Au début, Tristan a six ans et vit avec ses parents Alex et Blanche dans une ferme isolée où l'on cultive l'épeautre et élève des brebis. Tristan aime passer des heures dans un tilleul à causer au merle et à la corneille. C'est là que le premier drame se produit : sa mère est assassinée par des bandits évadés de la prison de Sisteron. Tristan a été témoin du drame qui comme on s'en doute le perturbe fortement, aussi doit-il consulter un psychiatre. Tristan n'a connu aucun de ses grands-pères et Germain un ancien “malgré nous”, autre éleveur de brebis qui habite au col du Négron l'estime comme son petit-fils. Quelques années plus tard, Alex se remarie avec la jeune Maryse et le couple s'installe dans une ferme-auberge sur la route du col de l'Homme-Mort. L'appeler Le cabaret des oiseaux est l'idée de Tristan, toujours sensible à la nature et aux oiseaux qu'il a quasiment apprivoisés. Au fil des années, alors qu'Alex sombre à nouveau dans l'alcoolisme et s'isole des autres, Tristan devenu collégien se sent attiré par cette belle-mère délaissée, perchée sur ses talons, qui chante et joue du piano. Le second drame survient quand Tristan entreprend de défendre sa belle-mère — sa « mère seconde » — des visées de deux malfrats débarqués d'un pays de l'Est dont Maryse, alias Martha, s'était échappée.

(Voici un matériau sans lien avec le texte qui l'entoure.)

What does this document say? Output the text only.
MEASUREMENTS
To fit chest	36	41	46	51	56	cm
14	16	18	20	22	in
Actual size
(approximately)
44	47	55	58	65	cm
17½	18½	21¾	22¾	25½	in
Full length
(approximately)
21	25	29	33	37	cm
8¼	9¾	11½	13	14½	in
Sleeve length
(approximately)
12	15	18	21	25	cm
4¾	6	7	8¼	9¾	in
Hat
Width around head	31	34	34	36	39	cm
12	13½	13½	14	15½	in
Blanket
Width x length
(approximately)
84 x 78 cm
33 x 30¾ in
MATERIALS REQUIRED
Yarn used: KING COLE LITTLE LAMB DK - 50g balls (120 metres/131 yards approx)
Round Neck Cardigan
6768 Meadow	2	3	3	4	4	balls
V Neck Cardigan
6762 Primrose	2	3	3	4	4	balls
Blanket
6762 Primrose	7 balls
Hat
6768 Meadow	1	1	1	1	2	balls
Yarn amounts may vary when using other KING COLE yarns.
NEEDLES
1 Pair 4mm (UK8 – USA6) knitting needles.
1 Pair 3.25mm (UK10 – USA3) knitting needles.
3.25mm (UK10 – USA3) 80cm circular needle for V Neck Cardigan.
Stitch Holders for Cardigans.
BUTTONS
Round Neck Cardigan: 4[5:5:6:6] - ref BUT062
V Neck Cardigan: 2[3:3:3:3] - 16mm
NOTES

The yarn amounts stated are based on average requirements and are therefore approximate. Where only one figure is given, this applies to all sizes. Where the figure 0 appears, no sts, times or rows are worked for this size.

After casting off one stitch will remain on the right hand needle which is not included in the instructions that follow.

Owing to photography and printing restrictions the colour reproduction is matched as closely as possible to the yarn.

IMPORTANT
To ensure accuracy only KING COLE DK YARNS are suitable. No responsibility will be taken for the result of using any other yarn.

La vallée du Jabron et la montagne que franchissent au midi les cols de l'Homme-Mort et du Négron, forment tout un univers sauvage et beau — à deux pas de la Montagne de Lure et du Contadour chers à Giono. Mais l'auteur préfère étudier la psychologie de son jeune héros plutôt que le pittoresque du paysage. Tristan aime jouer avec les mots dès son entrée à l'école. L'instituteur court sur pattes devient un « petit mètre ». Le jeune garçon qualifie Monsieur Jourdain, son psychiatre, de « docteur de la tête » et l'agent immobilier qui réalise la vente de la ferme devient un « pro-menteur ». Les exemples sont nombreux. Le Cabaret des oiseaux se lit aussi comme un roman de formation avec pour fil rouge de l'éveil des sens et du désir. Tristan tombera amoureux de son institutrice, puis d'une élève de 3ème avant de se jeter dans les bras de Maryse qui attend qu'il ait dix-huit ans pour lui accorder ses faveurs. En même temps on comprend bien que Tristan cherche à défendre ces femmes — successivement du regard vicieux des élèves, d'une tentative de viol, et d'un rapt — lui qui n'a pas pu défendre sa mère et l'a vue tomber sous les balles d'un gangster.
On apprécie dans ce roman l'écriture précise, claire et apparemment simple d'André Bucher qui cisèle la langue sans devoir accumuler les adjectifs. La poésie est présente avec allusion à Éluard et Max Jacob. Tristan lui-même s'y essaie. Même en prison.
• André Bucher. Le cabaret des oiseaux. Sabine Wespieser éditeur. 2004, 188 pages.